Almost all applications store data in one format or another somewhere. Us developers spend a lot of time thinking about our data. In a most cases we end up storing that data in a relational database. The advent of the ORM has made writing raw SQL much less common, but when we do it’s good to have an understanding of the fundamental elements of the language. Today we’ll go over some basic queries and the syntax required to make them.
Setup
For the sake of simplicity we’ll use SQLite3 for this blog. It’s important to note that none of the topics or commands we’ll look at are specific to SQLite3. All the query examples we’ll go over below are ISO 9705 compliant and will work in any of the major databases (Postgresql, MySql, Oracle, etc).
From the command line fire up SQLite3 and create a database named back_to_basics
:
% sqlite3 back_to_basics
Now let’s create three tables. We’ll call them players
, teams
and players_teams
:
SQLite3 version 3.7.12 2012-04-03 19:43:07
Enter ".help" for instructions
Enter SQL statements terminated with a ";"
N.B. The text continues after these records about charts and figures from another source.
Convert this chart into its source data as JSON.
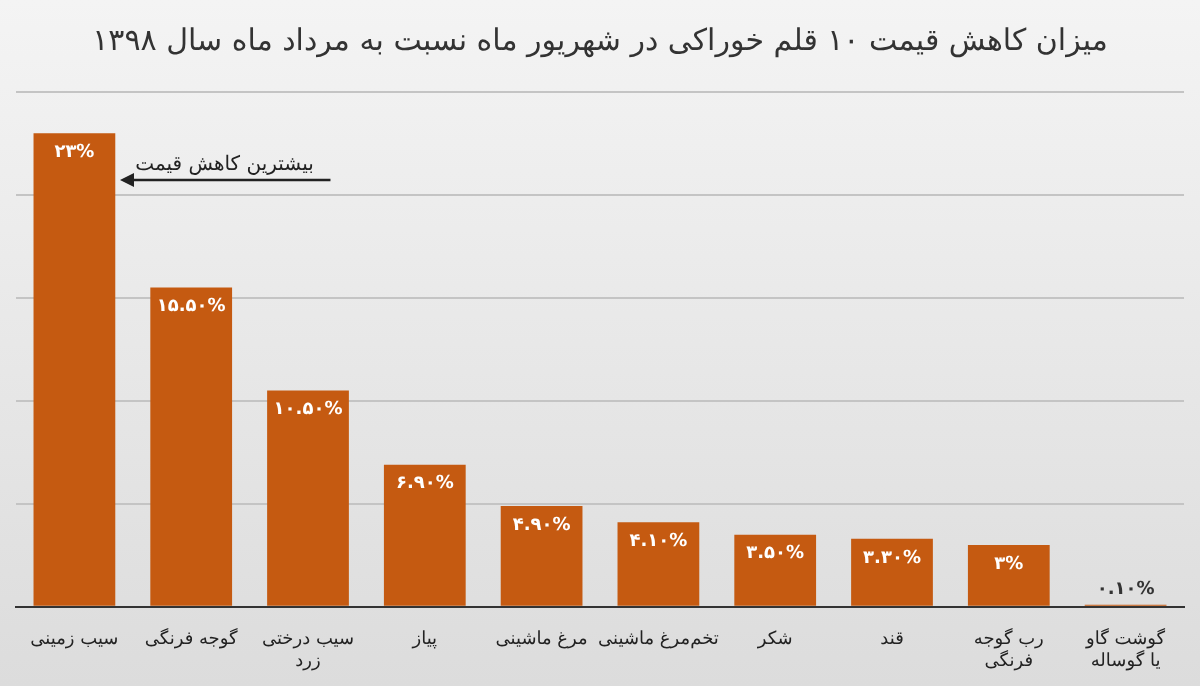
{
  "chart_data": {
    "type": "bar",
    "title": "میزان کاهش قیمت ۱۰ قلم خوراکی در شهریور ماه نسبت به مرداد ماه سال ۱۳۹۸",
    "categories": [
      "سیب زمینی",
      "گوجه فرنگی",
      "سیب درختی زرد",
      "پیاز",
      "مرغ ماشینی",
      "تخم‌مرغ ماشینی",
      "شکر",
      "قند",
      "رب گوجه فرنگی",
      "گوشت گاو یا گوساله"
    ],
    "values": [
      23,
      15.5,
      10.5,
      6.9,
      4.9,
      4.1,
      3.5,
      3.3,
      3,
      0.1
    ],
    "value_labels": [
      "۲۳%",
      "۱۵.۵۰%",
      "۱۰.۵۰%",
      "۶.۹۰%",
      "۴.۹۰%",
      "۴.۱۰%",
      "۳.۵۰%",
      "۳.۳۰%",
      "۳%",
      "۰.۱۰%"
    ],
    "color": "#c55a11",
    "ylim": [
      0,
      25
    ],
    "yticks": [
      {
        "value": 0,
        "label": null
      },
      {
        "value": 5,
        "label": null
      },
      {
        "value": 10,
        "label": null
      },
      {
        "value": 15,
        "label": null
      },
      {
        "value": 20,
        "label": null
      },
      {
        "value": 25,
        "label": null
      }
    ],
    "grid": "y",
    "tick_labels": "x",
    "legend": false,
    "annotations": [
      "بیشترین کاهش قیمت"
    ]
  }
}
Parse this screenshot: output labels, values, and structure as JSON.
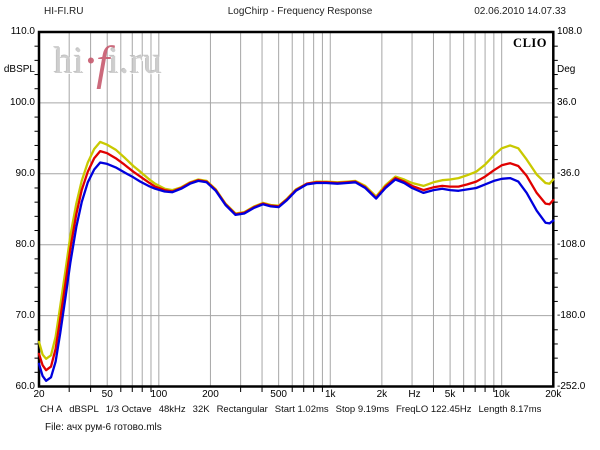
{
  "header": {
    "app": "HI-FI.RU",
    "title": "LogChirp - Frequency Response",
    "datetime": "02.06.2010 14.07.33"
  },
  "brand": "CLIO",
  "watermark": {
    "pre": "hi",
    "dot": "·",
    "f": "f",
    "post": "i.ru"
  },
  "axes": {
    "left": {
      "unit": "dBSPL",
      "ticks": [
        "110.0",
        "100.0",
        "90.0",
        "80.0",
        "70.0",
        "60.0"
      ]
    },
    "right": {
      "unit": "Deg",
      "ticks": [
        "108.0",
        "36.0",
        "-36.0",
        "-108.0",
        "-180.0",
        "-252.0"
      ]
    },
    "bottom": {
      "labels": [
        {
          "text": "20",
          "f": 20
        },
        {
          "text": "50",
          "f": 50
        },
        {
          "text": "100",
          "f": 100
        },
        {
          "text": "200",
          "f": 200
        },
        {
          "text": "500",
          "f": 500
        },
        {
          "text": "1k",
          "f": 1000
        },
        {
          "text": "2k",
          "f": 2000
        },
        {
          "text": "Hz",
          "f": 3100
        },
        {
          "text": "5k",
          "f": 5000
        },
        {
          "text": "10k",
          "f": 10000
        },
        {
          "text": "20k",
          "f": 20000
        }
      ]
    }
  },
  "statusbar": {
    "fields": [
      "CH A",
      "dBSPL",
      "1/3 Octave",
      "48kHz",
      "32K",
      "Rectangular",
      "Start 1.02ms",
      "Stop 9.19ms",
      "FreqLO 122.45Hz",
      "Length 8.17ms"
    ]
  },
  "fileline": "File: ачх рум-6 готово.mls",
  "chart_data": {
    "type": "line",
    "title": "LogChirp - Frequency Response",
    "x_scale": "log",
    "xlim": [
      20,
      20000
    ],
    "ylim_left_dBSPL": [
      60,
      110
    ],
    "ylim_right_deg": [
      -252,
      108
    ],
    "grid": true,
    "grid_color": "#a6a6a6",
    "border_color": "#000000",
    "grid_freqs": [
      30,
      40,
      50,
      60,
      70,
      80,
      90,
      100,
      200,
      300,
      400,
      500,
      600,
      700,
      800,
      900,
      1000,
      2000,
      3000,
      4000,
      5000,
      6000,
      7000,
      8000,
      9000,
      10000
    ],
    "grid_db": [
      100,
      90,
      80,
      70
    ],
    "bottom_tick_freqs": [
      30,
      40,
      60,
      70,
      80,
      90,
      300,
      400,
      600,
      700,
      800,
      900,
      4000,
      6000,
      7000,
      8000,
      9000
    ],
    "minor_tick_db_step": 2,
    "x": [
      20,
      21,
      22,
      23.5,
      25,
      26.6,
      28.5,
      30.5,
      33,
      35.5,
      38.5,
      42,
      45.5,
      50,
      56,
      63,
      71,
      78,
      87,
      95,
      108,
      120,
      135,
      152,
      170,
      190,
      215,
      245,
      280,
      315,
      360,
      405,
      450,
      500,
      560,
      630,
      730,
      830,
      950,
      1100,
      1250,
      1400,
      1600,
      1850,
      2100,
      2400,
      2700,
      3000,
      3500,
      4000,
      4500,
      5000,
      5600,
      6300,
      7100,
      8000,
      9000,
      10000,
      11200,
      12500,
      14000,
      16000,
      18000,
      19000,
      20000
    ],
    "series": [
      {
        "name": "yellow-trace",
        "color": "#c9c900",
        "values": [
          66.3,
          64.5,
          63.9,
          64.4,
          67.0,
          71.3,
          76.3,
          81.3,
          85.8,
          89.0,
          91.6,
          93.5,
          94.5,
          94.1,
          93.4,
          92.3,
          91.1,
          90.3,
          89.3,
          88.6,
          87.9,
          87.7,
          88.1,
          88.8,
          89.2,
          89.0,
          87.8,
          85.8,
          84.4,
          84.6,
          85.4,
          85.9,
          85.6,
          85.5,
          86.5,
          87.8,
          88.6,
          88.9,
          88.9,
          88.8,
          88.9,
          89.0,
          88.3,
          86.8,
          88.4,
          89.6,
          89.2,
          88.7,
          88.3,
          88.8,
          89.1,
          89.2,
          89.4,
          89.8,
          90.3,
          91.3,
          92.6,
          93.6,
          94.0,
          93.6,
          92.0,
          89.9,
          88.7,
          88.6,
          89.2
        ]
      },
      {
        "name": "red-trace",
        "color": "#e00000",
        "values": [
          64.6,
          63.0,
          62.3,
          62.8,
          65.3,
          69.5,
          74.5,
          79.5,
          84.3,
          87.7,
          90.3,
          92.2,
          93.2,
          92.9,
          92.2,
          91.3,
          90.3,
          89.6,
          88.8,
          88.2,
          87.7,
          87.5,
          88.0,
          88.7,
          89.1,
          88.9,
          87.7,
          85.7,
          84.3,
          84.5,
          85.3,
          85.8,
          85.5,
          85.4,
          86.4,
          87.7,
          88.6,
          88.8,
          88.8,
          88.7,
          88.8,
          88.9,
          88.1,
          86.6,
          88.2,
          89.4,
          88.9,
          88.3,
          87.7,
          88.1,
          88.3,
          88.2,
          88.2,
          88.5,
          88.9,
          89.6,
          90.5,
          91.2,
          91.5,
          91.1,
          89.7,
          87.3,
          85.8,
          85.7,
          86.3
        ]
      },
      {
        "name": "blue-trace",
        "color": "#0000dd",
        "values": [
          63.2,
          61.5,
          60.8,
          61.3,
          63.5,
          67.5,
          72.5,
          77.5,
          82.5,
          86.0,
          88.8,
          90.6,
          91.6,
          91.4,
          90.9,
          90.2,
          89.5,
          88.9,
          88.3,
          87.9,
          87.5,
          87.4,
          87.9,
          88.6,
          89.0,
          88.8,
          87.6,
          85.6,
          84.2,
          84.4,
          85.2,
          85.7,
          85.4,
          85.3,
          86.3,
          87.6,
          88.5,
          88.7,
          88.7,
          88.6,
          88.7,
          88.8,
          88.0,
          86.5,
          88.0,
          89.2,
          88.7,
          88.0,
          87.3,
          87.7,
          87.9,
          87.7,
          87.6,
          87.8,
          88.0,
          88.5,
          89.0,
          89.3,
          89.4,
          88.9,
          87.3,
          84.8,
          83.1,
          83.0,
          83.4
        ]
      }
    ]
  }
}
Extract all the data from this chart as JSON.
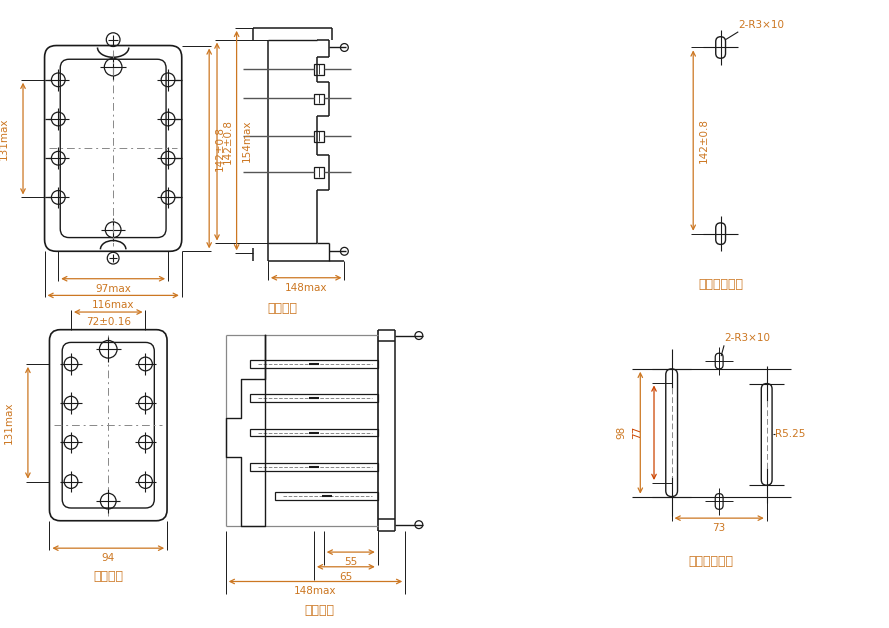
{
  "bg_color": "#ffffff",
  "lc": "#1a1a1a",
  "dc": "#cc7722",
  "dc2": "#cc4400",
  "clc": "#888888",
  "fig_width": 8.89,
  "fig_height": 6.28,
  "labels": {
    "front_view": "板前接线",
    "front_hole": "板前接线开孔",
    "back_view": "板后接线",
    "back_hole": "板后接线开孔"
  },
  "dims": {
    "front_w1": "97max",
    "front_w2": "116max",
    "front_h1": "131max",
    "front_h2": "142±0.8",
    "side_h1": "154max",
    "side_d1": "148max",
    "hole_h": "142±0.8",
    "hole_label": "2-R3×10",
    "back_w1": "94",
    "back_w2": "72±0.16",
    "back_h1": "131max",
    "back_d1": "148max",
    "back_d2": "65",
    "back_d3": "55",
    "bh_h1": "98",
    "bh_h2": "77",
    "bh_w1": "73",
    "bh_r": "R5.25",
    "bh_label": "2-R3×10"
  }
}
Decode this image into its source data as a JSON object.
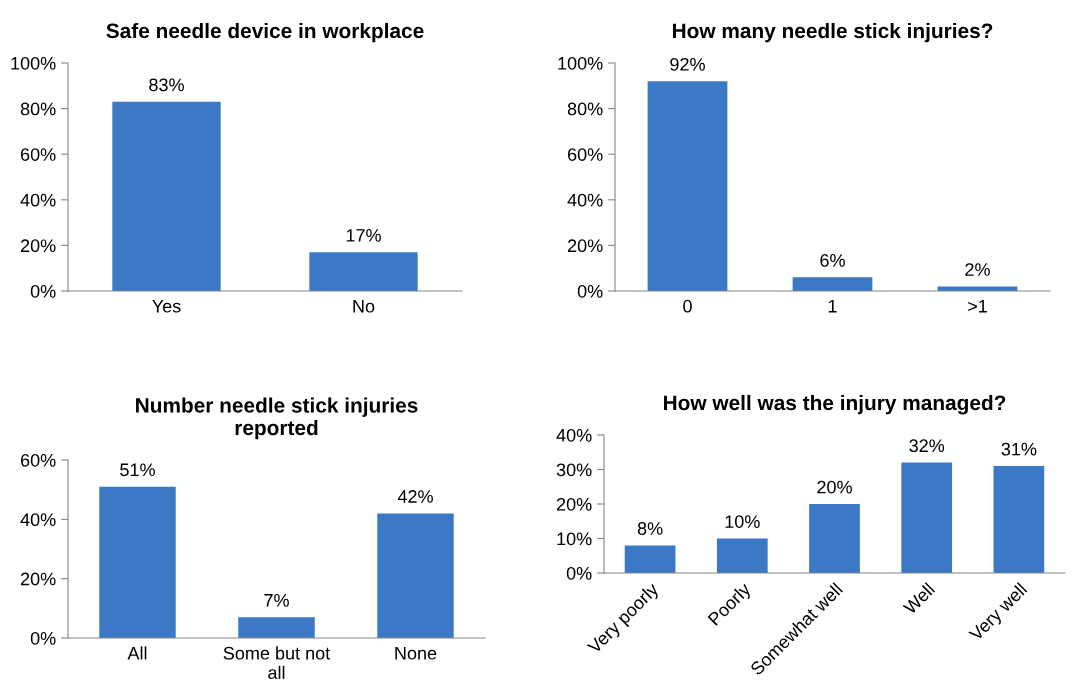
{
  "chart_data": [
    {
      "type": "bar",
      "title": "Safe needle device in workplace",
      "categories": [
        "Yes",
        "No"
      ],
      "values": [
        83,
        17
      ],
      "value_labels": [
        "83%",
        "17%"
      ],
      "color": "#3b78c5",
      "ylim": [
        0,
        100
      ],
      "yticks": [
        {
          "value": 0,
          "label": "0%"
        },
        {
          "value": 20,
          "label": "20%"
        },
        {
          "value": 40,
          "label": "40%"
        },
        {
          "value": 60,
          "label": "60%"
        },
        {
          "value": 80,
          "label": "80%"
        },
        {
          "value": 100,
          "label": "100%"
        }
      ],
      "grid": false,
      "legend": false
    },
    {
      "type": "bar",
      "title": "How many needle stick injuries?",
      "categories": [
        "0",
        "1",
        ">1"
      ],
      "values": [
        92,
        6,
        2
      ],
      "value_labels": [
        "92%",
        "6%",
        "2%"
      ],
      "color": "#3b78c5",
      "ylim": [
        0,
        100
      ],
      "yticks": [
        {
          "value": 0,
          "label": "0%"
        },
        {
          "value": 20,
          "label": "20%"
        },
        {
          "value": 40,
          "label": "40%"
        },
        {
          "value": 60,
          "label": "60%"
        },
        {
          "value": 80,
          "label": "80%"
        },
        {
          "value": 100,
          "label": "100%"
        }
      ],
      "grid": false,
      "legend": false
    },
    {
      "type": "bar",
      "title": "Number needle stick injuries reported",
      "categories": [
        "All",
        "Some but not all",
        "None"
      ],
      "values": [
        51,
        7,
        42
      ],
      "value_labels": [
        "51%",
        "7%",
        "42%"
      ],
      "color": "#3b78c5",
      "ylim": [
        0,
        60
      ],
      "yticks": [
        {
          "value": 0,
          "label": "0%"
        },
        {
          "value": 20,
          "label": "20%"
        },
        {
          "value": 40,
          "label": "40%"
        },
        {
          "value": 60,
          "label": "60%"
        }
      ],
      "grid": false,
      "legend": false
    },
    {
      "type": "bar",
      "title": "How well was the injury managed?",
      "categories": [
        "Very poorly",
        "Poorly",
        "Somewhat well",
        "Well",
        "Very well"
      ],
      "values": [
        8,
        10,
        20,
        32,
        31
      ],
      "value_labels": [
        "8%",
        "10%",
        "20%",
        "32%",
        "31%"
      ],
      "color": "#3b78c5",
      "ylim": [
        0,
        40
      ],
      "yticks": [
        {
          "value": 0,
          "label": "0%"
        },
        {
          "value": 10,
          "label": "10%"
        },
        {
          "value": 20,
          "label": "20%"
        },
        {
          "value": 30,
          "label": "30%"
        },
        {
          "value": 40,
          "label": "40%"
        }
      ],
      "grid": false,
      "legend": false
    }
  ]
}
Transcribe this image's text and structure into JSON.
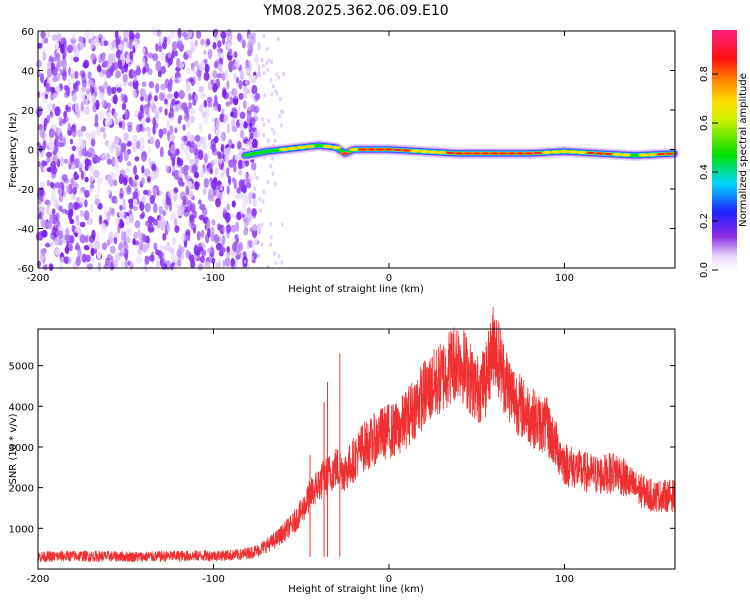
{
  "title": "YM08.2025.362.06.09.E10",
  "colors": {
    "snr_line": "#f03030",
    "spectrum_low": "#7b2ff7",
    "spectrum_mid": "#00e000",
    "spectrum_high": "#ff0000",
    "axis": "#000000"
  },
  "chart_data": [
    {
      "type": "heatmap",
      "name": "spectrogram",
      "xlabel": "Height of straight line (km)",
      "ylabel": "Frequency (Hz)",
      "xlim": [
        -200,
        163
      ],
      "ylim": [
        -60,
        60
      ],
      "xticks": [
        -200,
        -100,
        0,
        100
      ],
      "xtick_labels": [
        "-200",
        "-100",
        "0",
        "100"
      ],
      "yticks": [
        60,
        40,
        20,
        0,
        -20,
        -40,
        -60
      ],
      "ytick_labels": [
        "60",
        "40",
        "20",
        "0",
        "-20",
        "-40",
        "-60"
      ],
      "noise_region_x": [
        -200,
        -80
      ],
      "ridge": {
        "description_points_x": [
          -82,
          -70,
          -60,
          -50,
          -40,
          -30,
          -25,
          -20,
          -10,
          0,
          20,
          40,
          60,
          80,
          100,
          120,
          140,
          163
        ],
        "center_hz": [
          -3,
          -1,
          0,
          1,
          2,
          1,
          -2,
          0,
          0,
          0,
          -1,
          -2,
          -2,
          -2,
          -1,
          -2,
          -3,
          -2
        ],
        "amplitude": [
          0.3,
          0.45,
          0.55,
          0.6,
          0.5,
          0.6,
          0.7,
          0.65,
          0.8,
          0.85,
          0.6,
          0.75,
          0.7,
          0.8,
          0.55,
          0.75,
          0.5,
          0.9
        ]
      },
      "colorbar": {
        "label": "Normalized spectral amplitude",
        "range": [
          0,
          0.98
        ],
        "ticks": [
          0.0,
          0.2,
          0.4,
          0.6,
          0.8
        ],
        "tick_labels": [
          "0.0",
          "0.2",
          "0.4",
          "0.6",
          "0.8"
        ],
        "colormap": "rainbow (white-violet-blue-cyan-green-yellow-red-magenta)"
      }
    },
    {
      "type": "line",
      "name": "snr",
      "xlabel": "Height of straight line (km)",
      "ylabel": "SNR (10 * v/v)",
      "xlim": [
        -200,
        163
      ],
      "ylim": [
        0,
        5900
      ],
      "xticks": [
        -200,
        -100,
        0,
        100
      ],
      "xtick_labels": [
        "-200",
        "-100",
        "0",
        "100"
      ],
      "yticks": [
        1000,
        2000,
        3000,
        4000,
        5000
      ],
      "ytick_labels": [
        "1000",
        "2000",
        "3000",
        "4000",
        "5000"
      ],
      "series": [
        {
          "name": "SNR",
          "x": [
            -200,
            -180,
            -160,
            -140,
            -120,
            -100,
            -85,
            -75,
            -65,
            -55,
            -50,
            -45,
            -40,
            -35,
            -30,
            -25,
            -20,
            -15,
            -10,
            -5,
            0,
            5,
            10,
            20,
            30,
            35,
            40,
            45,
            50,
            55,
            60,
            65,
            70,
            75,
            80,
            85,
            90,
            100,
            110,
            120,
            130,
            140,
            150,
            163
          ],
          "y": [
            300,
            320,
            310,
            300,
            320,
            330,
            350,
            450,
            700,
            1100,
            1400,
            1800,
            2100,
            2300,
            2500,
            2400,
            2700,
            3000,
            3100,
            3300,
            3400,
            3400,
            3700,
            4300,
            4700,
            5000,
            5200,
            4800,
            4400,
            4600,
            5600,
            4800,
            4300,
            4000,
            3800,
            3600,
            3500,
            2600,
            2400,
            2300,
            2400,
            2000,
            1800,
            1800
          ]
        }
      ],
      "spikes": [
        {
          "x": -37,
          "y": 4100
        },
        {
          "x": -35,
          "y": 4600
        },
        {
          "x": -28,
          "y": 5300
        },
        {
          "x": -45,
          "y": 2800
        }
      ]
    }
  ]
}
sqlite> CREATE TABLE players (id INTEGER PRIMARY KEY ASC, name TEXT, seasons_played INTEGER);
sqlite> CREATE TABLE teams (id INTEGER PRIMARY KEY ASC, name TEXT);
sqlite> CREATE TABLE players_teams (player_id INTEGER, team_id INTEGER, won_championship BOOLEAN);
sqlite> .tables
players players_teams teams
Before we’re done with the setup stage let’s turn on explain mode. This will let us see our column names in query results:
sqlite> .explain on
Our Data
In order to write any queries we’ll need some data, which means we need some players and teams. We’ll use baseball since players tend to move around more in that sport.
Let’s enter information on three baseball players and the first two teams they played for in their careers (just to keep the data set small).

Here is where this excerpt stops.